The UnAmericans: Stories by Antopol Molly

The UnAmericans: Stories by Antopol Molly

Author:Antopol, Molly [Antopol, Molly]
Language: eng
Format: epub, mobi
Publisher: W. W. Norton & Company
Published: 2014-02-03T00:00:00+00:00


I’M WIPING down tables the next morning when my father and Lou saunter through the restaurant doors. They seem all business, snagging their booth in the back without stopping to chat with the guys at the counter. “Hey,” I say.

My father doesn’t look up. So I walk over and say, “The usual?”

“Sure,” he says. “Whatever.”

And then he waves me away and turns back to Lou. They’re so focused on each other that it’s like I really am just a waitress to him, some flimsy, forgettable girl in a grease-stained apron with a too-hot pot of coffee. They just keep leaning in and whispering, and suddenly I’m so hurt I can taste it. I’m standing there, feeling like a bigger fool by the second for believing one real talk with my father means another will follow—and then I set the pot down right on their table, untie my apron and push through the glass doors.

“Running out again?” Alan’s behind me on the street, so close I can see a rim of sweat above his lip.

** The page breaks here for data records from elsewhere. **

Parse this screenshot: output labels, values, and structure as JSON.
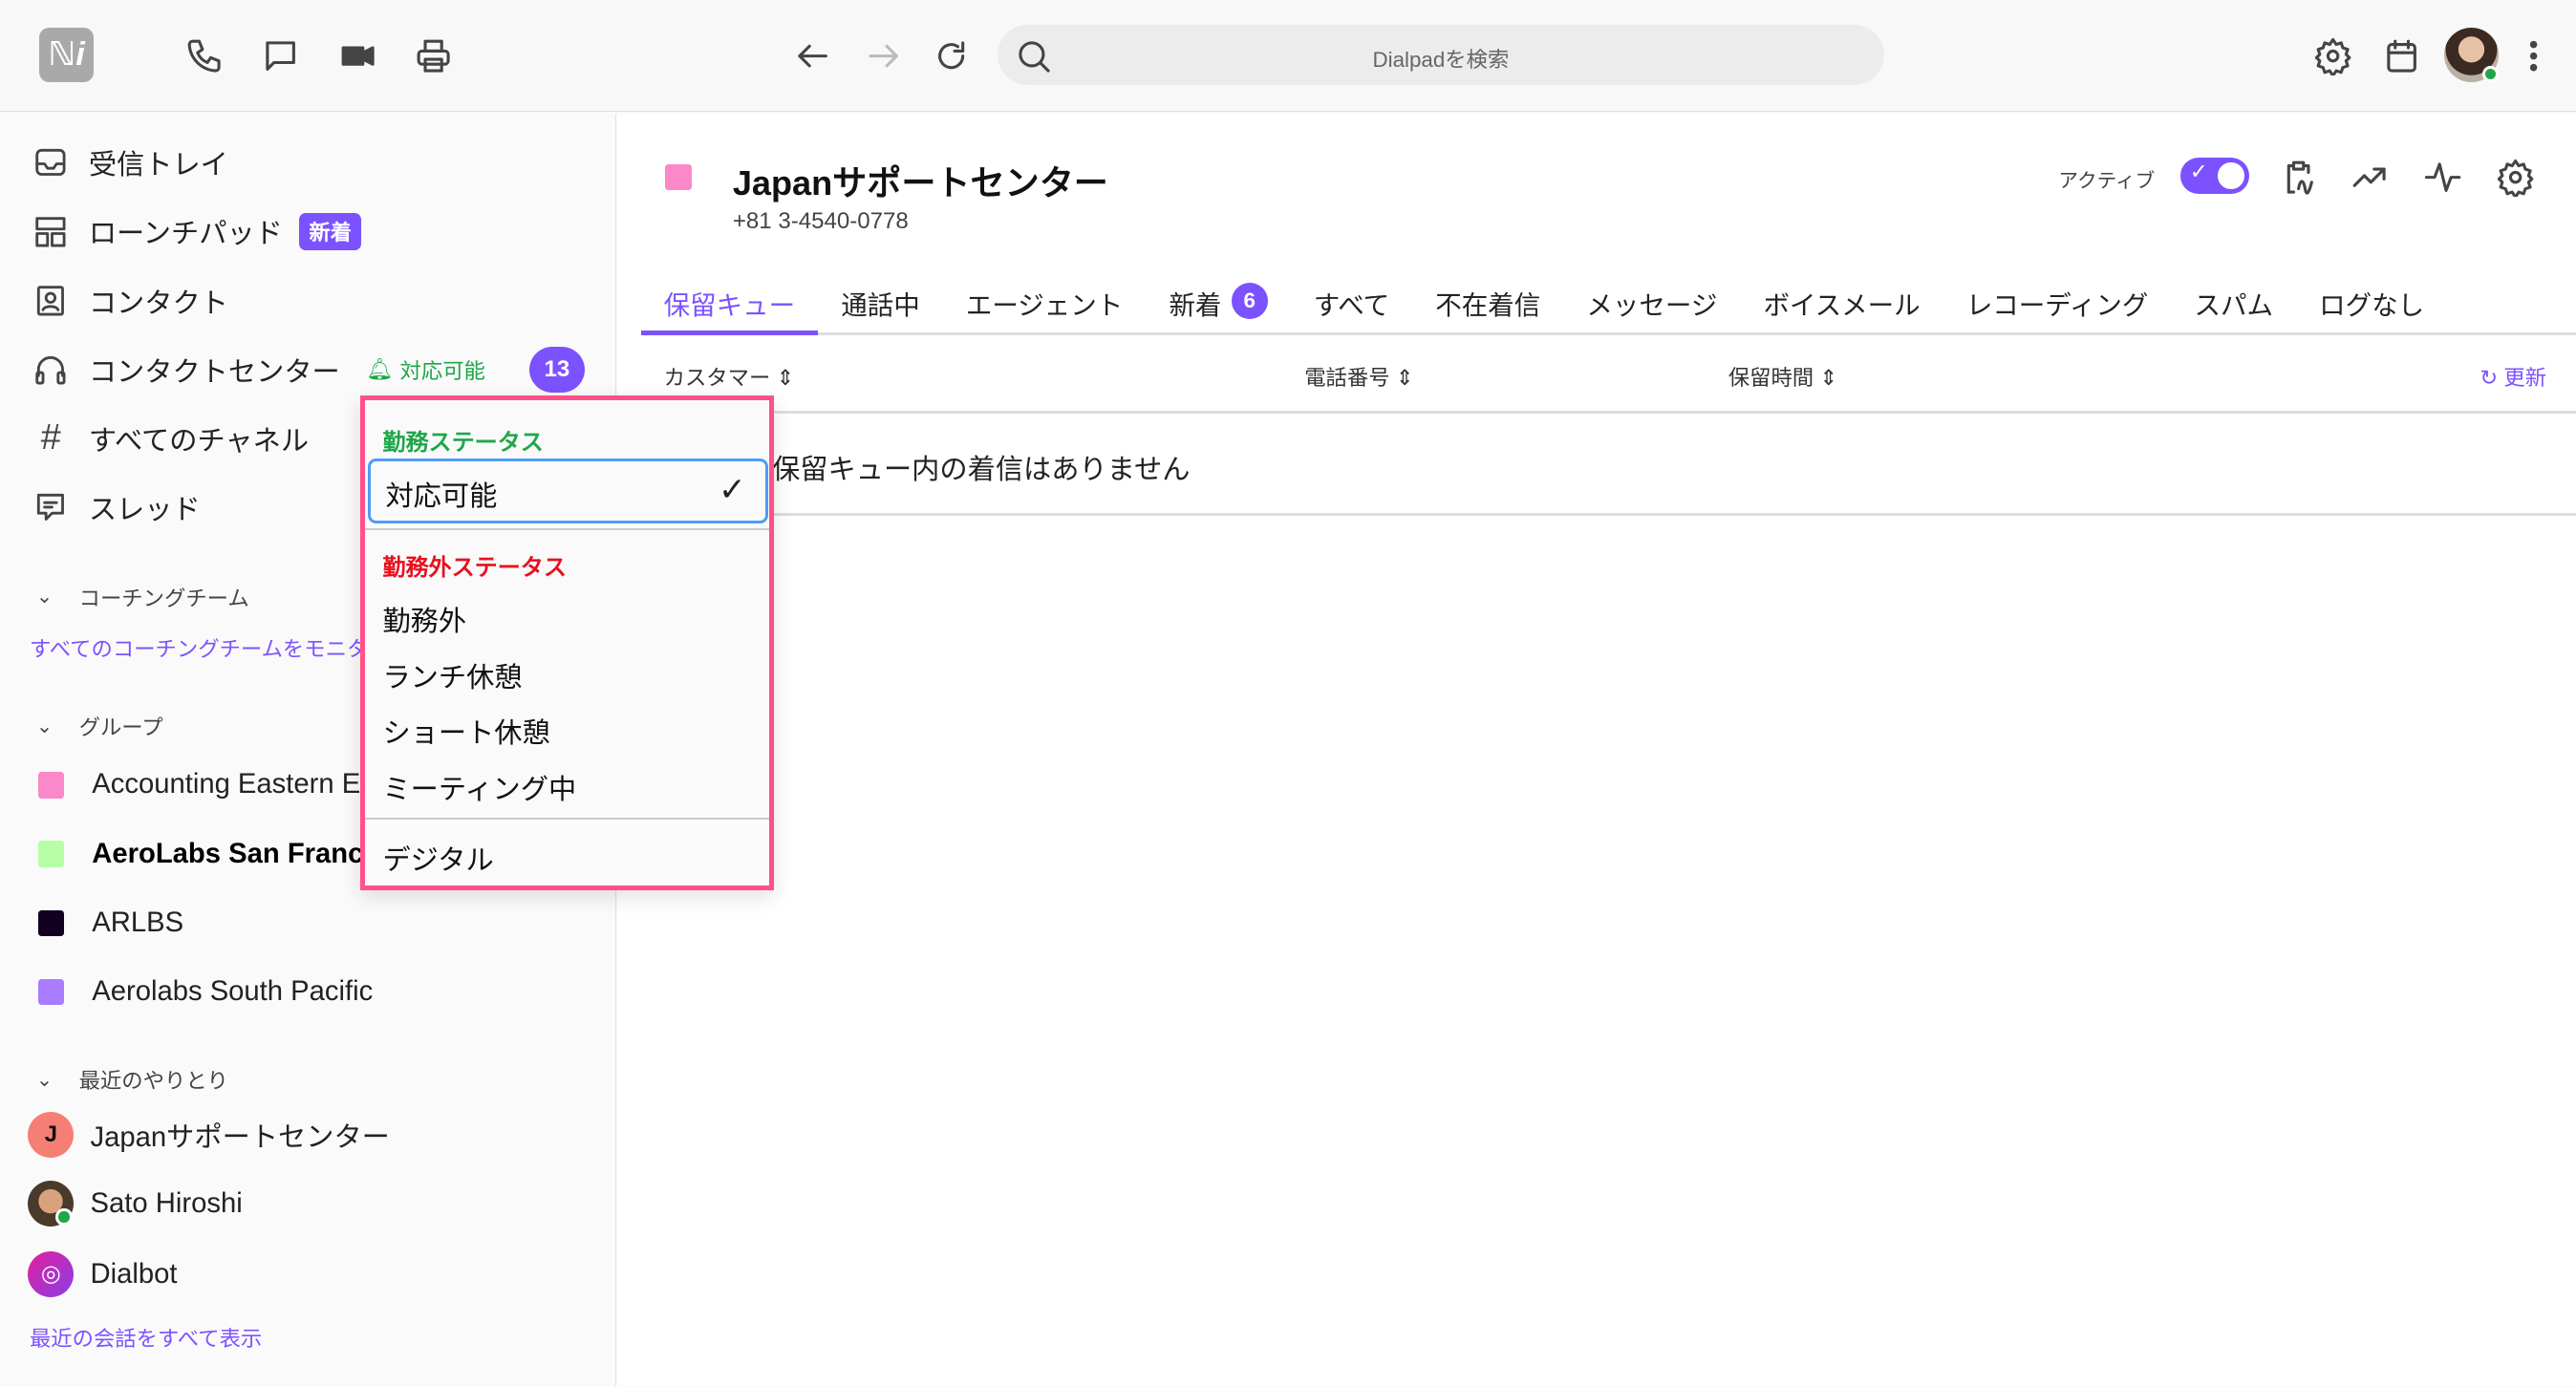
{
  "topbar": {
    "logo": "ℕi",
    "search_placeholder": "Dialpadを検索",
    "icons": [
      "phone-icon",
      "chat-icon",
      "video-icon",
      "print-icon",
      "back-icon",
      "forward-icon",
      "refresh-icon",
      "search-icon",
      "gear-icon",
      "calendar-icon",
      "more-icon"
    ]
  },
  "sidebar": {
    "items": [
      {
        "label": "受信トレイ"
      },
      {
        "label": "ローンチパッド",
        "badge": "新着"
      },
      {
        "label": "コンタクト"
      },
      {
        "label": "コンタクトセンター",
        "status": "対応可能",
        "count": "13"
      },
      {
        "label": "すべてのチャネル"
      },
      {
        "label": "スレッド"
      }
    ],
    "coaching": {
      "title": "コーチングチーム",
      "link": "すべてのコーチングチームをモニター"
    },
    "groups": {
      "title": "グループ",
      "items": [
        {
          "label": "Accounting Eastern Europe",
          "color": "#fb88c8"
        },
        {
          "label": "AeroLabs San Francisco",
          "color": "#b6ffa8"
        },
        {
          "label": "ARLBS",
          "color": "#120020"
        },
        {
          "label": "Aerolabs South Pacific",
          "color": "#a97cff"
        }
      ]
    },
    "recent": {
      "title": "最近のやりとり",
      "items": [
        {
          "label": "Japanサポートセンター",
          "initial": "J"
        },
        {
          "label": "Sato Hiroshi"
        },
        {
          "label": "Dialbot"
        }
      ],
      "link": "最近の会話をすべて表示"
    }
  },
  "main": {
    "title": "Japanサポートセンター",
    "phone": "+81 3-4540-0778",
    "color": "#fb88c8",
    "active_label": "アクティブ",
    "active": true,
    "tabs": [
      {
        "label": "保留キュー",
        "active": true
      },
      {
        "label": "通話中"
      },
      {
        "label": "エージェント"
      },
      {
        "label": "新着",
        "count": "6"
      },
      {
        "label": "すべて"
      },
      {
        "label": "不在着信"
      },
      {
        "label": "メッセージ"
      },
      {
        "label": "ボイスメール"
      },
      {
        "label": "レコーディング"
      },
      {
        "label": "スパム"
      },
      {
        "label": "ログなし"
      }
    ],
    "columns": [
      "カスタマー",
      "電話番号",
      "保留時間"
    ],
    "refresh": "更新",
    "empty": "保留キュー内の着信はありません"
  },
  "status_menu": {
    "on_duty_header": "勤務ステータス",
    "selected": "対応可能",
    "off_duty_header": "勤務外ステータス",
    "off_items": [
      "勤務外",
      "ランチ休憩",
      "ショート休憩",
      "ミーティング中"
    ],
    "digital": "デジタル"
  },
  "colors": {
    "accent": "#7c52ff",
    "on_duty": "#1fa64a",
    "off_duty": "#e8101e",
    "highlight": "#ff5088"
  }
}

In the sunlight he looks athletic, like the sweat came from a tennis match rather than working in a restaurant with a broken fan. But I’m already walking down the avenue too fast to answer, past the hardware store and the druggist and the bakery, my sandals loud on the pocked sidewalk. I know the last thing my father will do is tie on that apron, and yes, I know it’s wrong to make Alan take over my shift, but I keep walking. I turn up one block and the next, smelling everything at once: charcoal and hamburgers, eucalyptus trees, exhaust wafting out from the mechanic’s. I cross a boulevard, toward the larger houses set away from the road. Then down a side street, up another and past an intersection, until I’m standing in front of his door.

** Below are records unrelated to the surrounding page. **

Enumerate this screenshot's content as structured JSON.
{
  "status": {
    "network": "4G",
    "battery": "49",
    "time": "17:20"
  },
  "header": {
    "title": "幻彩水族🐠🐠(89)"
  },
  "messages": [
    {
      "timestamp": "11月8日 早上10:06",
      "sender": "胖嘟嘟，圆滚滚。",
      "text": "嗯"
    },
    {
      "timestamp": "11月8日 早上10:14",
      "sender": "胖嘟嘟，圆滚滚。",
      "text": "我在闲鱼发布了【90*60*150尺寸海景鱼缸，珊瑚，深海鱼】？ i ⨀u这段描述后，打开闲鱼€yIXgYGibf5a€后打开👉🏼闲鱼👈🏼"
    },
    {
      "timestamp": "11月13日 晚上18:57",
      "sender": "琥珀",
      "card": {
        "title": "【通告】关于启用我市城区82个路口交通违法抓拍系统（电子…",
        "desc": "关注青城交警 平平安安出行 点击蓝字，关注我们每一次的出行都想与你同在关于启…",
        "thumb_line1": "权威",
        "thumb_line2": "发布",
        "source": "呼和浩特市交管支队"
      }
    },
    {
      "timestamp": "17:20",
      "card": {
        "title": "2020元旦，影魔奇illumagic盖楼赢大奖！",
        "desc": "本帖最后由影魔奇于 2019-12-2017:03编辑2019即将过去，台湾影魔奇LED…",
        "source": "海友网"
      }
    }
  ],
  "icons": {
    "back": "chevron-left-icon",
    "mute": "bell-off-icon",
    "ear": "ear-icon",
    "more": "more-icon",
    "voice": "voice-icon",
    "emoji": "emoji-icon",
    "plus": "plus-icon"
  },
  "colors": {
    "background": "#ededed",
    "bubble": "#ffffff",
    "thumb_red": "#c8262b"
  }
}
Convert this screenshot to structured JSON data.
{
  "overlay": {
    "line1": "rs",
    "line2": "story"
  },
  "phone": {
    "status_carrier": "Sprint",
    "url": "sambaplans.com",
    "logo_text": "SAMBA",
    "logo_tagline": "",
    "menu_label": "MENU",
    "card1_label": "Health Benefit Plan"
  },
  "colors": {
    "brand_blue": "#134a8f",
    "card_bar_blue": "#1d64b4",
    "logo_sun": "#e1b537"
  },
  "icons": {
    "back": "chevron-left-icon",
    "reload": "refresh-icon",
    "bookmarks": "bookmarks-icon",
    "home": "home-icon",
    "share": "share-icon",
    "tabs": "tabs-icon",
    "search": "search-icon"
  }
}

“Hey,” Hal says, opening it after my first knock. His face is pink, like he just scrubbed it. Behind him there’s a television flashing and a brown plaid recliner. I can’t make out the person in it, just a man’s arm, Hal’s father’s arm, reaching for a sandwich on the tray beside him. There’s a western on the screen, and beyond that, lemon-colored walls and thick carpet and the distant sound of a vacuum, humming away in a room I can’t see.

Then Hal steps toward me and closes the door on everything. “It’s good to see you,” he says, leading me out back. “You’ve got to see what we’ve done.” He lights the lantern and we climb inside.

The rest of the cinderblocks have been set along the sides of the shelter and the boards have been hammered down to create a floor. Canned food, candles and jugs of water rest against the wall. “We did a lot in a day, didn’t we?” Hal says, a hint of pride in his voice. “It’ll be finished by the weekend.”

“What’s the rush?” I say. “You’re really that worried?”

He pokes a finger through the buttonhole in his shirt.